In the end, I think Third parties are not just the domain of the crazed fringe. Rather it should be the place that people run when the major parties ignore them and drift from their ideological roots. It is good to have these ideology-based parties so that the people can always have a voice. It is not all about winning. That is hard for a lot of people to believe, but it is not. The State will always be the State in the long run, and the Christian’s responsibility to the state is the same whether it is to Nero or to Constantine. It will never bring any real change. However, we do have an opportunity to make sure the candidates continue to focus on what is important to us by voting on what is important to us. That may mean voting for a Third party from time to time or
2 Comments:
So is your third party argument ultimately practical or ideological? A little of both, of course.
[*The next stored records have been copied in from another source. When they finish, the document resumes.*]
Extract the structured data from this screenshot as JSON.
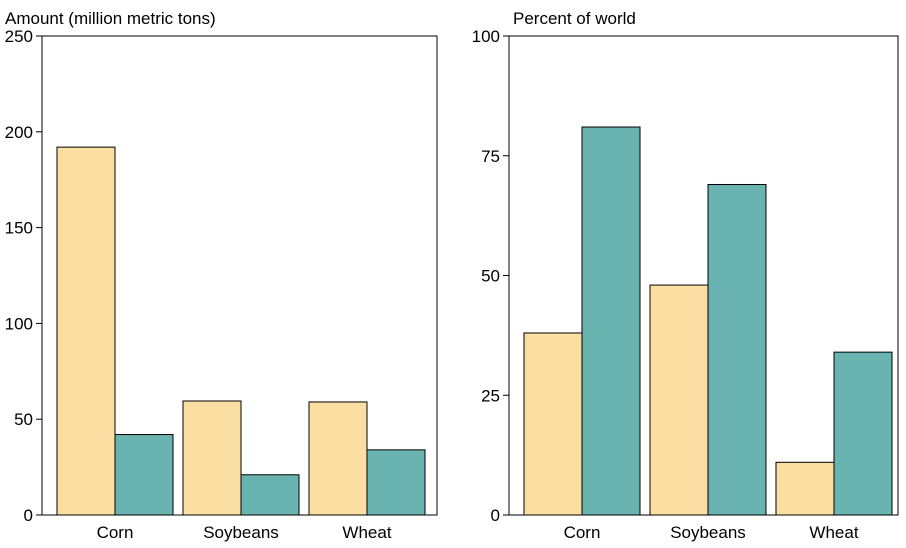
{
  "chart_data": [
    {
      "type": "bar",
      "title": "Amount (million metric tons)",
      "categories": [
        "Corn",
        "Soybeans",
        "Wheat"
      ],
      "series": [
        {
          "color": "#FBDFA2",
          "values": [
            192,
            59.5,
            59
          ]
        },
        {
          "color": "#69B3B1",
          "values": [
            42,
            21,
            34
          ]
        }
      ],
      "ylim": [
        0,
        250
      ],
      "yticks": [
        0,
        50,
        100,
        150,
        200,
        250
      ],
      "grid": false
    },
    {
      "type": "bar",
      "title": "Percent of world",
      "categories": [
        "Corn",
        "Soybeans",
        "Wheat"
      ],
      "series": [
        {
          "color": "#FBDFA2",
          "values": [
            38,
            48,
            11
          ]
        },
        {
          "color": "#69B3B1",
          "values": [
            81,
            69,
            34
          ]
        }
      ],
      "ylim": [
        0,
        100
      ],
      "yticks": [
        0,
        25,
        50,
        75,
        100
      ],
      "grid": false
    }
  ]
}
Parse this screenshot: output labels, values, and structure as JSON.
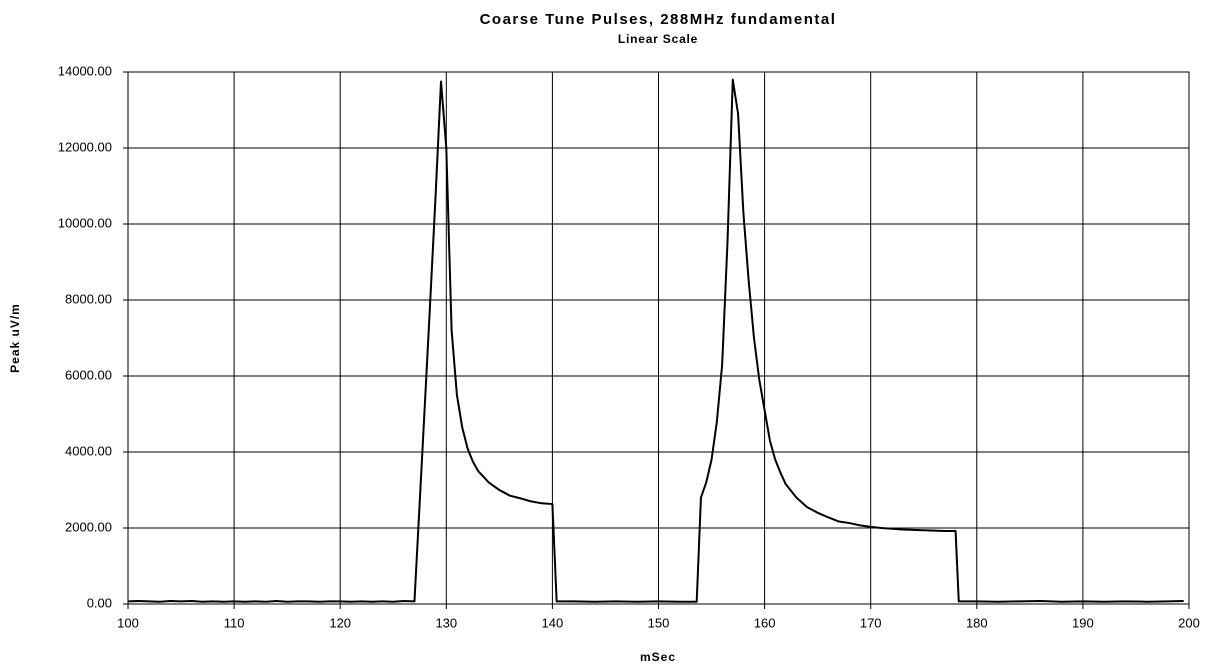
{
  "chart_data": {
    "type": "line",
    "title": "Coarse Tune Pulses,  288MHz fundamental",
    "subtitle": "Linear Scale",
    "x_label": "mSec",
    "y_label": "Peak uV/m",
    "color": "#000000",
    "grid": true,
    "xlim": [
      100,
      200
    ],
    "xticks": [
      100,
      110,
      120,
      130,
      140,
      150,
      160,
      170,
      180,
      190,
      200
    ],
    "ylim": [
      0,
      14000
    ],
    "yticks": [
      {
        "value": 0,
        "label": "0.00"
      },
      {
        "value": 2000,
        "label": "2000.00"
      },
      {
        "value": 4000,
        "label": "4000.00"
      },
      {
        "value": 6000,
        "label": "6000.00"
      },
      {
        "value": 8000,
        "label": "8000.00"
      },
      {
        "value": 10000,
        "label": "10000.00"
      },
      {
        "value": 12000,
        "label": "12000.00"
      },
      {
        "value": 14000,
        "label": "14000.00"
      }
    ],
    "x": [
      100,
      101,
      102,
      103,
      104,
      105,
      106,
      107,
      108,
      109,
      110,
      111,
      112,
      113,
      114,
      115,
      116,
      117,
      118,
      119,
      120,
      121,
      122,
      123,
      124,
      125,
      126,
      127,
      127.8,
      128.4,
      129,
      129.5,
      130,
      130.5,
      131,
      131.5,
      132,
      132.5,
      133,
      134,
      135,
      136,
      137,
      138,
      139,
      140,
      140.4,
      142,
      144,
      146,
      148,
      150,
      152,
      153.6,
      154,
      154.5,
      155,
      155.5,
      156,
      156.5,
      157,
      157.5,
      158,
      158.5,
      159,
      159.5,
      160,
      160.5,
      161,
      161.5,
      162,
      163,
      164,
      165,
      166,
      167,
      168,
      169,
      170,
      171,
      172,
      173,
      174,
      175,
      176,
      177,
      178,
      178.3,
      180,
      182,
      184,
      186,
      188,
      190,
      192,
      194,
      196,
      198,
      199.5
    ],
    "values": [
      70,
      80,
      70,
      60,
      80,
      70,
      80,
      60,
      70,
      60,
      70,
      60,
      70,
      60,
      80,
      60,
      70,
      70,
      60,
      70,
      70,
      60,
      70,
      60,
      70,
      60,
      80,
      70,
      4300,
      7500,
      10800,
      13750,
      12000,
      7200,
      5500,
      4650,
      4100,
      3750,
      3500,
      3200,
      3000,
      2850,
      2780,
      2700,
      2650,
      2630,
      70,
      70,
      60,
      70,
      60,
      70,
      60,
      60,
      2800,
      3200,
      3800,
      4800,
      6300,
      9500,
      13800,
      12900,
      10300,
      8500,
      7000,
      5900,
      5100,
      4300,
      3800,
      3450,
      3150,
      2800,
      2550,
      2400,
      2280,
      2170,
      2130,
      2070,
      2030,
      2000,
      1980,
      1960,
      1950,
      1940,
      1930,
      1920,
      1920,
      70,
      70,
      60,
      70,
      80,
      60,
      70,
      60,
      70,
      60,
      70,
      80
    ]
  }
}
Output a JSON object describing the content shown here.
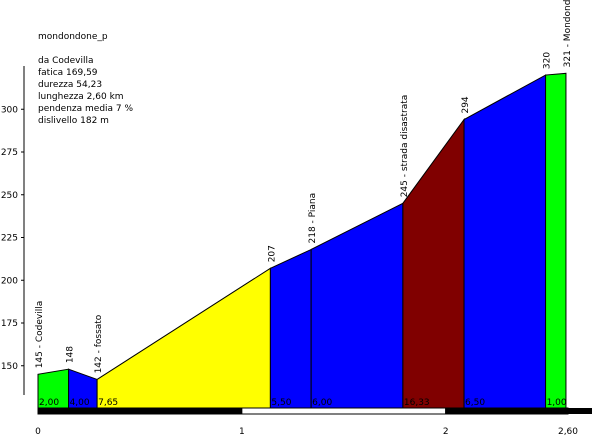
{
  "chart_data": {
    "type": "area",
    "title": "mondondone_p",
    "info_lines": [
      "da Codevilla",
      "fatica 169,59",
      "durezza 54,23",
      "lunghezza 2,60 km",
      "pendenza media 7 %",
      "dislivello 182 m"
    ],
    "ylim": [
      125,
      325
    ],
    "yticks": [
      {
        "value": 150,
        "label": "150"
      },
      {
        "value": 175,
        "label": "175"
      },
      {
        "value": 200,
        "label": "200"
      },
      {
        "value": 225,
        "label": "225"
      },
      {
        "value": 250,
        "label": "250"
      },
      {
        "value": 275,
        "label": "275"
      },
      {
        "value": 300,
        "label": "300"
      }
    ],
    "xlim": [
      0,
      2.6
    ],
    "xticks": [
      {
        "value": 0,
        "label": "0"
      },
      {
        "value": 1,
        "label": "1"
      },
      {
        "value": 2,
        "label": "2"
      },
      {
        "value": 2.6,
        "label": "2,60"
      }
    ],
    "points": [
      {
        "x": 0.0,
        "y": 145,
        "label": "145 - Codevilla"
      },
      {
        "x": 0.15,
        "y": 148,
        "label": "148"
      },
      {
        "x": 0.29,
        "y": 142,
        "label": "142 - fossato"
      },
      {
        "x": 1.14,
        "y": 207,
        "label": "207"
      },
      {
        "x": 1.34,
        "y": 218,
        "label": "218 - Piana"
      },
      {
        "x": 1.79,
        "y": 245,
        "label": "245 - strada disastrata"
      },
      {
        "x": 2.09,
        "y": 294,
        "label": "294"
      },
      {
        "x": 2.49,
        "y": 320,
        "label": "320"
      },
      {
        "x": 2.59,
        "y": 321,
        "label": "321 - Mondondone"
      }
    ],
    "segments": [
      {
        "grade": "2,00",
        "color": "#00ff00"
      },
      {
        "grade": "4,00",
        "color": "#0000ff"
      },
      {
        "grade": "7,65",
        "color": "#ffff00"
      },
      {
        "grade": "5,50",
        "color": "#0000ff"
      },
      {
        "grade": "6,00",
        "color": "#0000ff"
      },
      {
        "grade": "16,33",
        "color": "#800000"
      },
      {
        "grade": "6,50",
        "color": "#0000ff"
      },
      {
        "grade": "1,00",
        "color": "#00ff00"
      }
    ],
    "km_bar_colors": [
      "#000000",
      "#ffffff"
    ]
  }
}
But would you recommend voting for a third party if you had strong evidence that it would not affect the position of the major parties in subsequent elections? Or, to put it another way, would you recommend voting for a major party if you thought that one of the major candidates was so bad on a some issue that it was more important for that candidate to lose than for your third party to have another vote (a vote that would, in my hypothetical, make it more likely for the "bad" candidate to win)?
Moreover, if voting for a third party candidate is as strategic an act as you make it out to be, it must be important to clearly identify the reasons you're voting for the third party, so the major parties will know why they're losing your vote. For example, are you voting for the libertarian party because they're anti-war, because they favor lower taxes, because they favor legalization of drugs, or more generally because they're in favor of less government intervention? Anyway, this is an interesting line of thought.
I guess I consider my position a ideological position driven by practicalities. The main point is the ultimate victory of the idea, not a particular party. And I think it is okay for the really bad candidate to win if in the long run the other party accepts my idea, or position. In fact, I think it often has to happen.
And I would recommend voting for a third party even if strong evidence existed that it would not change the major parties. Because it has to start somewhere. It may not affect this election or the next, but sooner or later it will. And if neither party listens it may just lead to a new major party.